Managing the Cash Flow Gap

With uncertain conditions and increased volatility in the U.S. economy, businesses looking to grow and improve profitability will need to understand their anticipated cash flow needs and choose the most effective strategies to prevent or address cash flow gaps triggered by growth.

A cash flow gap arises when a company’s expenditures exceed the funds that are coming in, resulting in a shortage of cash on hand. This can occur, for instance, when a company’s expenses are due before it receives payment on its outstanding customer invoices.

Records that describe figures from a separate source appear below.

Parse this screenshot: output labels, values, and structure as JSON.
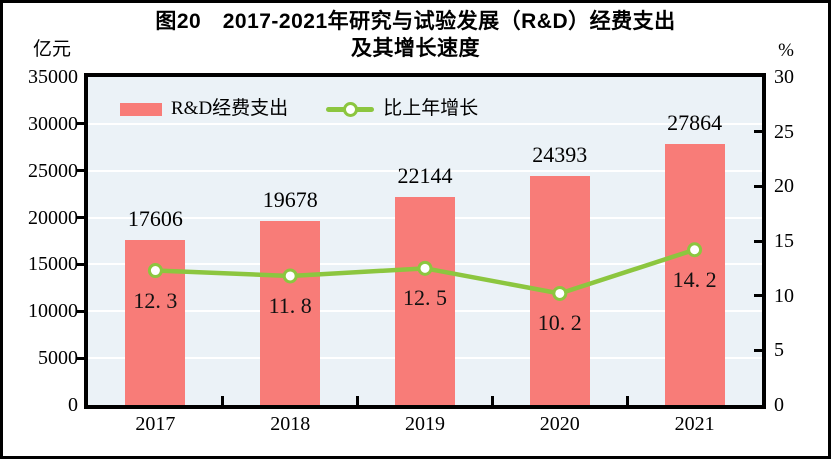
{
  "title": {
    "line1": "图20　2017-2021年研究与试验发展（R&D）经费支出",
    "line2": "及其增长速度"
  },
  "axes": {
    "left_unit": "亿元",
    "right_unit": "%"
  },
  "legend": {
    "bar_label": "R&D经费支出",
    "line_label": "比上年增长"
  },
  "colors": {
    "bar": "#F87C78",
    "line": "#8CC63F",
    "plot_bg": "#EBF2F7",
    "grid": "#FFFFFF",
    "text": "#000000",
    "frame": "#000000"
  },
  "chart_data": {
    "type": "bar+line",
    "title": "图20 2017-2021年研究与试验发展（R&D）经费支出及其增长速度",
    "categories": [
      "2017",
      "2018",
      "2019",
      "2020",
      "2021"
    ],
    "series": [
      {
        "name": "R&D经费支出",
        "type": "bar",
        "axis": "left",
        "values": [
          17606,
          19678,
          22144,
          24393,
          27864
        ],
        "labels": [
          "17606",
          "19678",
          "22144",
          "24393",
          "27864"
        ]
      },
      {
        "name": "比上年增长",
        "type": "line",
        "axis": "right",
        "values": [
          12.3,
          11.8,
          12.5,
          10.2,
          14.2
        ],
        "labels": [
          "12. 3",
          "11. 8",
          "12. 5",
          "10. 2",
          "14. 2"
        ]
      }
    ],
    "left_axis": {
      "label": "亿元",
      "min": 0,
      "max": 35000,
      "step": 5000,
      "ticks": [
        "0",
        "5000",
        "10000",
        "15000",
        "20000",
        "25000",
        "30000",
        "35000"
      ]
    },
    "right_axis": {
      "label": "%",
      "min": 0,
      "max": 30,
      "step": 5,
      "ticks": [
        "0",
        "5",
        "10",
        "15",
        "20",
        "25",
        "30"
      ]
    },
    "grid": true,
    "legend_position": "top-left-inside"
  }
}
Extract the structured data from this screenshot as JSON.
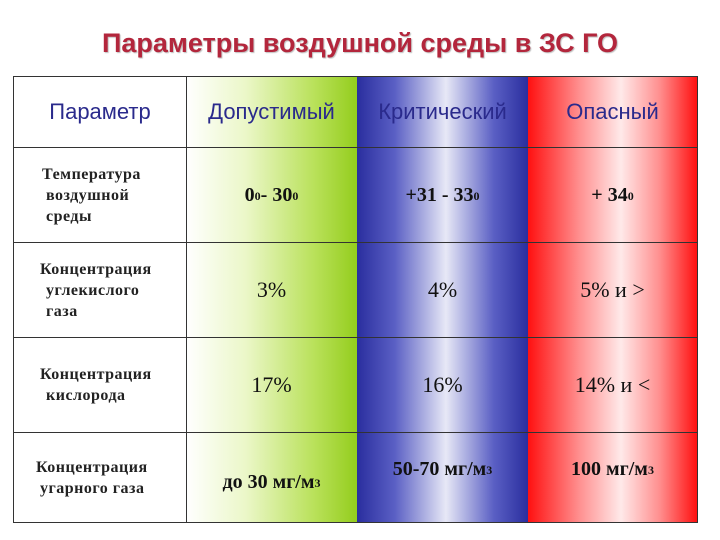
{
  "title": "Параметры воздушной среды в ЗС ГО",
  "headers": [
    "Параметр",
    "Допустимый",
    "Критический",
    "Опасный"
  ],
  "rows": [
    {
      "label": [
        "Температура",
        "воздушной",
        "среды"
      ],
      "allow": {
        "main": "0",
        "sup": "0",
        "main2": " - 30",
        "sup2": "0"
      },
      "crit": {
        "main": "+31 - 33",
        "sup": "0"
      },
      "danger": {
        "main": "+ 34",
        "sup": "0"
      }
    },
    {
      "label": [
        "Концентрация",
        "углекислого",
        "газа"
      ],
      "allow": "3%",
      "crit": "4%",
      "danger": "5% и >"
    },
    {
      "label": [
        "Концентрация",
        "кислорода"
      ],
      "allow": "17%",
      "crit": "16%",
      "danger": "14% и <"
    },
    {
      "label": [
        "Концентрация",
        "угарного газа"
      ],
      "allow": {
        "main": "до 30 мг/м",
        "sup": "3"
      },
      "crit": {
        "main": "50-70 мг/м",
        "sup": "3"
      },
      "danger": {
        "main": "100 мг/м",
        "sup": "3"
      }
    }
  ]
}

If, say, expenses must be paid on the 15th of the month, but customers don’t pay until the 30th, the company will need to cover expenses in the latter half of the month without the benefit of incoming cash. In this situation, the company may struggle to meet its obligations, or it may need to borrow short-term funds to cover outstanding expenses.

Common Cash Management Strategies

Bootstrapping

Bootstrapping occurs when a company uses its existing resources to self-sustain its cash flow needs to promote and develop the business. Sources of funds and activities commonly associated with bootstrap financing include personal savings, family loans, purchasing used equipment, bartering, leasing real estate and property, or obtaining advanced deposits.

The key advantages of bootstrapping include:

  • The owner maintains equity and decision-making power in the business.
  • The company will have less debt and won’t have to pay interest on borrowed money.
  • The company will look more desirable to outside lenders and investors should its efforts prove successful.

The potential disadvantages include:

  • The owner is forced to come up with all the financing.
  • Growth speed can be limited.
  • Operations may suffer due to financial resources being tied up in revenue-producing activities.
  • Operating on low levels of capitalization requires additional time and resources.

Debt Financing

Debt financing is when companies or individuals borrow money from a lender with terms to repay the loan plus interest. Common sources of debt financing include credit cards, loans from banks or financing companies, loans from private debt investors, or capital leasing.

The key advantages include:

  • The owner maintains equity in the company.
  • Tax deductions are allowed for interest on the loan.
  • Debt obligations are limited to the principal balance and interest over the defined term of the loan.

The potential disadvantages include:

  • Liability for repayment.
  • Potentially high interest rates.
  • Negative credit rating impact.
  • Having to provide collateral on certain loans.
  • It may be viewed as a high risk by potential customers or investors.

Asset-Backed Debt Financing

Asset-backed debt financing can allow companies to maximize their borrowing capacity by pledging collateral. For businesses without strong balance sheets or historically profitable operations, this may be a preferable approach to establishing or rebuilding credit with a financial institution.

Asset-backed lending works well for manufacturers with seasonal volume spikes or highly variable industry cycles that can disrupt their cash flow. Such businesses may experience rapid growth at certain times and have well-performing receivables. However, they may lose out on opportunities due to undercapitalization.

Factoring

Accounts receivable factoring is a form of asset-backed lending commonly used by manufacturers. A factoring transaction occurs when a business sells its accounts receivable to a financing company at a discount in return for immediate payment.

Although the business will not receive the entire amount of the original receivable, the financing should allow for larger volumes of sales to occur while the company builds working capital to grow.

This is often the most expensive form of cash flow, but if other options are not available, factoring can provide the working capital a company needs.

Regardless of whether factoring is an option or not, decreasing the collection time of receivables should always be a focus.

Cash Flow Gap Strategies Summary

Numerous cash management options can be implemented as part of a company’s strategy to combat the cash flow gap. One aspect they share is that they take time to initiate.

As the outlook and shape of the banking industry have changed in recent years, companies need to evaluate their available options and be prepared to implement a concerted solution as growth opportunities emerge.